I revived the Light the Darkness party the following Winter Solstice, partly because our friends and family loved the celebration and partly in Richard’s memory. But the next year I had just moved into the little house, and it didn’t have the space for the kind of big sprawling party that Richard had loved, and I didn’t have the heart. I did light luminarias on Solstice, and I made a batch of eggnog and gifted it in jars.

This year, my first Winter Solstice at home in Wyoming, I was determined to light the darkness again. Both for the symbolism of illuminating the year’s longest night as a promise that warmth and life will return, as well as the act of spreading light and love to brighten a dark time in our country and the world.

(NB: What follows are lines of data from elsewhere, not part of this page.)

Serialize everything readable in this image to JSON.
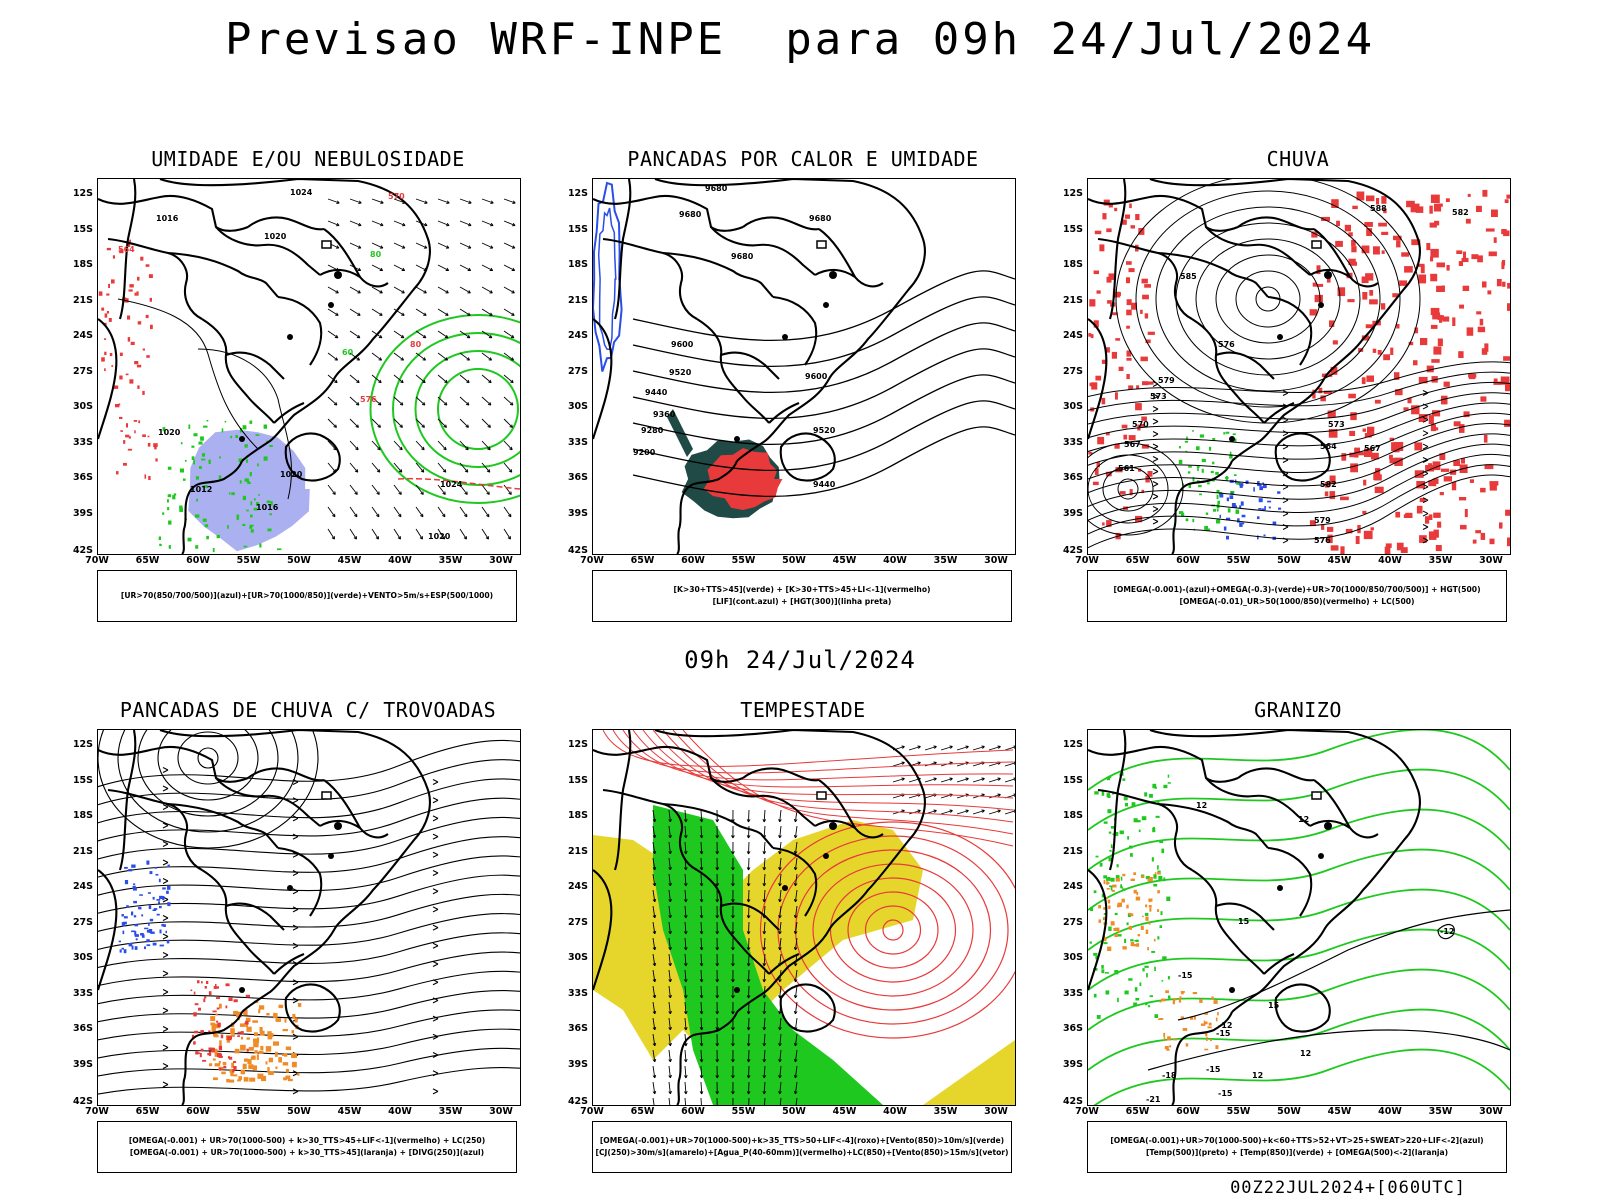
{
  "title": "Previsao WRF-INPE  para 09h 24/Jul/2024",
  "subtitle": "09h 24/Jul/2024",
  "footer": "00Z22JUL2024+[060UTC]",
  "lat_ticks": [
    "12S",
    "15S",
    "18S",
    "21S",
    "24S",
    "27S",
    "30S",
    "33S",
    "36S",
    "39S",
    "42S"
  ],
  "lon_ticks": [
    "70W",
    "65W",
    "60W",
    "55W",
    "50W",
    "45W",
    "40W",
    "35W",
    "30W"
  ],
  "colors": {
    "red": "#e83a3a",
    "green": "#1fc81f",
    "blue": "#2b4de8",
    "lightblue": "#aab0f0",
    "darkteal": "#1f4a46",
    "yellow": "#e6d62c",
    "orange": "#f08c28",
    "darkgreen": "#1aa01a"
  },
  "panels": [
    {
      "title": "UMIDADE E/OU NEBULOSIDADE",
      "legend": [
        "[UR>70(850/700/500)](azul)+[UR>70(1000/850)](verde)+VENTO>5m/s+ESP(500/1000)"
      ],
      "contour_labels": [
        "1016",
        "1020",
        "1024",
        "1020",
        "1012",
        "1016",
        "1020",
        "1024",
        "1020",
        "564",
        "570",
        "576",
        "80",
        "80",
        "60"
      ]
    },
    {
      "title": "PANCADAS POR CALOR E UMIDADE",
      "legend": [
        "[K>30+TTS>45](verde) + [K>30+TTS>45+LI<-1](vermelho)",
        "[LIF](cont.azul) + [HGT(300)](linha preta)"
      ],
      "contour_labels": [
        "9680",
        "9680",
        "9680",
        "9680",
        "9600",
        "9520",
        "9440",
        "9360",
        "9280",
        "9200",
        "9600",
        "9520",
        "9440"
      ]
    },
    {
      "title": "CHUVA",
      "legend": [
        "[OMEGA(-0.001)-(azul)+OMEGA(-0.3)-(verde)+UR>70(1000/850/700/500)] + HGT(500)",
        "[OMEGA(-0.01)_UR>50(1000/850)(vermelho) + LC(500)"
      ],
      "contour_labels": [
        "588",
        "582",
        "585",
        "576",
        "579",
        "573",
        "570",
        "567",
        "561",
        "564",
        "582",
        "579",
        "576",
        "573",
        "567"
      ]
    },
    {
      "title": "PANCADAS DE CHUVA C/ TROVOADAS",
      "legend": [
        "[OMEGA(-0.001) + UR>70(1000-500) + k>30_TTS>45+LIF<-1](vermelho) + LC(250)",
        "[OMEGA(-0.001) + UR>70(1000-500) + k>30_TTS>45](laranja) + [DIVG(250)](azul)"
      ],
      "contour_labels": []
    },
    {
      "title": "TEMPESTADE",
      "legend": [
        "[OMEGA(-0.001)+UR>70(1000-500)+k>35_TTS>50+LIF<-4](roxo)+[Vento(850)>10m/s](verde)",
        "[CJ(250)>30m/s](amarelo)+[Agua_P(40-60mm)](vermelho)+LC(850)+[Vento(850)>15m/s](vetor)"
      ],
      "contour_labels": []
    },
    {
      "title": "GRANIZO",
      "legend": [
        "[OMEGA(-0.001)+UR>70(1000-500)+k<60+TTS>52+VT>25+SWEAT>220+LIF<-2](azul)",
        "[Temp(500)](preto) + [Temp(850)](verde) + [OMEGA(500)<-2](laranja)"
      ],
      "contour_labels": [
        "-12",
        "-15",
        "-15",
        "-12",
        "-15",
        "-18",
        "-21",
        "-15",
        "12",
        "12",
        "15",
        "15",
        "12",
        "12"
      ]
    }
  ]
}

I also wanted to avoid the divisiveness of today’s discourse and celebrate the winter holidays by being inclusive. It’s no coincidence that winter holidays in the Northern Hemisphere, including Channukah, Kwanzaa, Christmas, and Yule revolve around light. They all fall around Winter Solstice, that “hinge-pin” where the year turns from the darkness of those long nights back toward longer and brighter days and the warmth of spring. Celebrating Solstice itself honors all of those traditions in a spiritual way without choosing just one.

Luminarias light the frozen darkness of my front walk on Gerrans Ave in Cody.

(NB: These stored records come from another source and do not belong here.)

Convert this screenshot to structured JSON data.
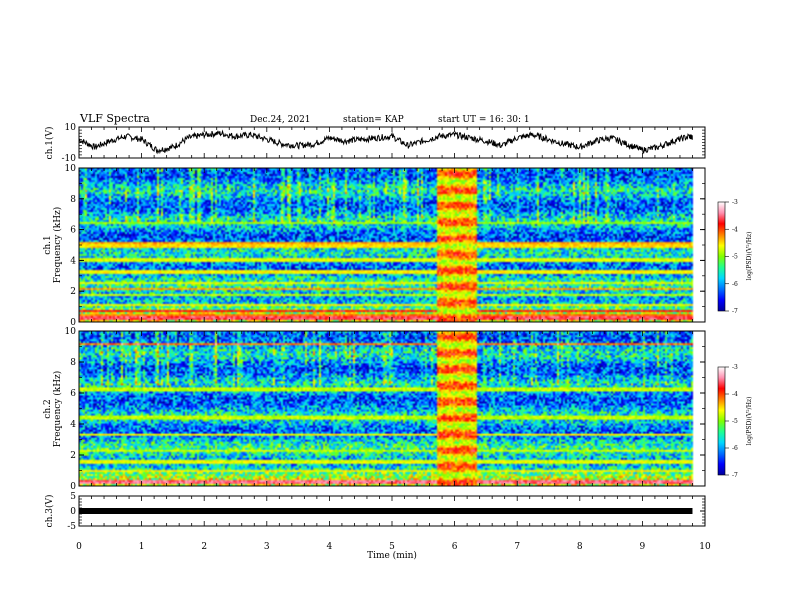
{
  "header": {
    "title": "VLF Spectra",
    "date": "Dec.24, 2021",
    "station": "station= KAP",
    "start_time": "start  UT =   16: 30: 1"
  },
  "colors": {
    "colormap": [
      "#00009a",
      "#0000ff",
      "#0070ff",
      "#00d8ff",
      "#20ff90",
      "#80ff00",
      "#ffff00",
      "#ff8000",
      "#ff0000",
      "#ff90b0",
      "#ffffff"
    ],
    "trace": "#000000"
  },
  "chart_data": [
    {
      "type": "line",
      "panel": "ch1-waveform",
      "ylabel": "ch.1(V)",
      "ylim": [
        -10,
        10
      ],
      "yticks": [
        {
          "v": 10,
          "label": "10"
        },
        {
          "v": -10,
          "label": "-10"
        }
      ],
      "xlim": [
        0,
        10
      ],
      "x": [
        0,
        0.25,
        0.5,
        0.75,
        1.0,
        1.25,
        1.5,
        1.75,
        2.0,
        2.25,
        2.5,
        2.75,
        3.0,
        3.25,
        3.5,
        3.75,
        4.0,
        4.25,
        4.5,
        4.75,
        5.0,
        5.25,
        5.5,
        5.75,
        6.0,
        6.25,
        6.5,
        6.75,
        7.0,
        7.25,
        7.5,
        7.75,
        8.0,
        8.25,
        8.5,
        8.75,
        9.0,
        9.25,
        9.5,
        9.75,
        9.8
      ],
      "values": [
        2,
        -3,
        1,
        4,
        2,
        -5,
        -3,
        3,
        5,
        6,
        4,
        5,
        2,
        -1,
        -2,
        -1,
        3,
        1,
        2,
        3,
        4,
        -2,
        1,
        4,
        5,
        3,
        1,
        -2,
        3,
        5,
        2,
        -1,
        -3,
        1,
        3,
        -1,
        -5,
        -3,
        1,
        4,
        3
      ]
    },
    {
      "type": "heatmap",
      "panel": "ch1-spectrogram",
      "ylabel": "ch.1",
      "ylabel2": "Frequency (kHz)",
      "xlim": [
        0,
        10
      ],
      "ylim": [
        0,
        10
      ],
      "yticks": [
        {
          "v": 0,
          "label": "0"
        },
        {
          "v": 2,
          "label": "2"
        },
        {
          "v": 4,
          "label": "4"
        },
        {
          "v": 6,
          "label": "6"
        },
        {
          "v": 8,
          "label": "8"
        },
        {
          "v": 10,
          "label": "10"
        }
      ],
      "data_end_min": 9.8,
      "burst": {
        "start_min": 5.7,
        "end_min": 6.35
      },
      "bands_khz": [
        {
          "f": 0.3,
          "level": -3.6
        },
        {
          "f": 0.5,
          "level": -4.2
        },
        {
          "f": 0.8,
          "level": -3.8
        },
        {
          "f": 1.2,
          "level": -4.6
        },
        {
          "f": 1.8,
          "level": -4.8
        },
        {
          "f": 2.2,
          "level": -4.3
        },
        {
          "f": 2.6,
          "level": -4.7
        },
        {
          "f": 3.3,
          "level": -4.6
        },
        {
          "f": 4.1,
          "level": -4.7
        },
        {
          "f": 5.0,
          "level": -4.5
        },
        {
          "f": 5.2,
          "level": -4.3
        },
        {
          "f": 6.5,
          "level": -4.9
        }
      ],
      "colorbar": {
        "label": "log(PSD)(V²/Hz)",
        "range": [
          -7,
          -3
        ],
        "ticks": [
          {
            "v": -3,
            "label": "-3"
          },
          {
            "v": -4,
            "label": "-4"
          },
          {
            "v": -5,
            "label": "-5"
          },
          {
            "v": -6,
            "label": "-6"
          },
          {
            "v": -7,
            "label": "-7"
          }
        ]
      }
    },
    {
      "type": "heatmap",
      "panel": "ch2-spectrogram",
      "ylabel": "ch.2",
      "ylabel2": "Frequency (kHz)",
      "xlim": [
        0,
        10
      ],
      "ylim": [
        0,
        10
      ],
      "yticks": [
        {
          "v": 0,
          "label": "0"
        },
        {
          "v": 2,
          "label": "2"
        },
        {
          "v": 4,
          "label": "4"
        },
        {
          "v": 6,
          "label": "6"
        },
        {
          "v": 8,
          "label": "8"
        },
        {
          "v": 10,
          "label": "10"
        }
      ],
      "data_end_min": 9.8,
      "burst": {
        "start_min": 5.7,
        "end_min": 6.35
      },
      "bands_khz": [
        {
          "f": 0.3,
          "level": -3.5
        },
        {
          "f": 1.0,
          "level": -4.6
        },
        {
          "f": 1.6,
          "level": -4.7
        },
        {
          "f": 2.3,
          "level": -4.8
        },
        {
          "f": 3.4,
          "level": -4.6
        },
        {
          "f": 4.5,
          "level": -4.8
        },
        {
          "f": 6.3,
          "level": -4.8
        },
        {
          "f": 9.2,
          "level": -4.2
        }
      ],
      "colorbar": {
        "label": "log(PSD)(V²/Hz)",
        "range": [
          -7,
          -3
        ],
        "ticks": [
          {
            "v": -3,
            "label": "-3"
          },
          {
            "v": -4,
            "label": "-4"
          },
          {
            "v": -5,
            "label": "-5"
          },
          {
            "v": -6,
            "label": "-6"
          },
          {
            "v": -7,
            "label": "-7"
          }
        ]
      }
    },
    {
      "type": "line",
      "panel": "ch3-waveform",
      "ylabel": "ch.3(V)",
      "ylim": [
        -5,
        5
      ],
      "yticks": [
        {
          "v": 5,
          "label": "5"
        },
        {
          "v": 0,
          "label": "0"
        },
        {
          "v": -5,
          "label": "-5"
        }
      ],
      "xlim": [
        0,
        10
      ],
      "x": [
        0,
        9.8
      ],
      "values": [
        0,
        0
      ],
      "xlabel": "Time (min)",
      "xticks": [
        {
          "v": 0,
          "label": "0"
        },
        {
          "v": 1,
          "label": "1"
        },
        {
          "v": 2,
          "label": "2"
        },
        {
          "v": 3,
          "label": "3"
        },
        {
          "v": 4,
          "label": "4"
        },
        {
          "v": 5,
          "label": "5"
        },
        {
          "v": 6,
          "label": "6"
        },
        {
          "v": 7,
          "label": "7"
        },
        {
          "v": 8,
          "label": "8"
        },
        {
          "v": 9,
          "label": "9"
        },
        {
          "v": 10,
          "label": "10"
        }
      ]
    }
  ]
}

So last Thursday, on a still and cold evening, a couple of dozen friends and I lit the darkness: That afternoon, I poured sand into paper bags, put a candle in each, and set out 50 luminarias. At dusk, friends arrived to help light them. Afterwards, we went inside and drank homemade eggnog and other festive beverages, nibbled on holiday goodies, and enjoyed each other’s company. Just as with the parties in Richard’s day, laughter and love filled my house, blessing it with the joy of the season. The luminarias glowed through the night, casting their light on darkness literal and metaphorical.

That’s my wish for each of you, our country, and for the world: that the light and love of this holiday season fills your hearts, and that you remember and nurture our shared humanity. That we all make the turn toward the warmth and life of spring, and resolve to share the best of who we are, to behave with kindness and compassion for everyone. No exceptions.

Blessings to you all!

I saved some of the luminaria bags from Richard’s Celebration of Life. This inscription and sketch is from painter Charles Frizzell.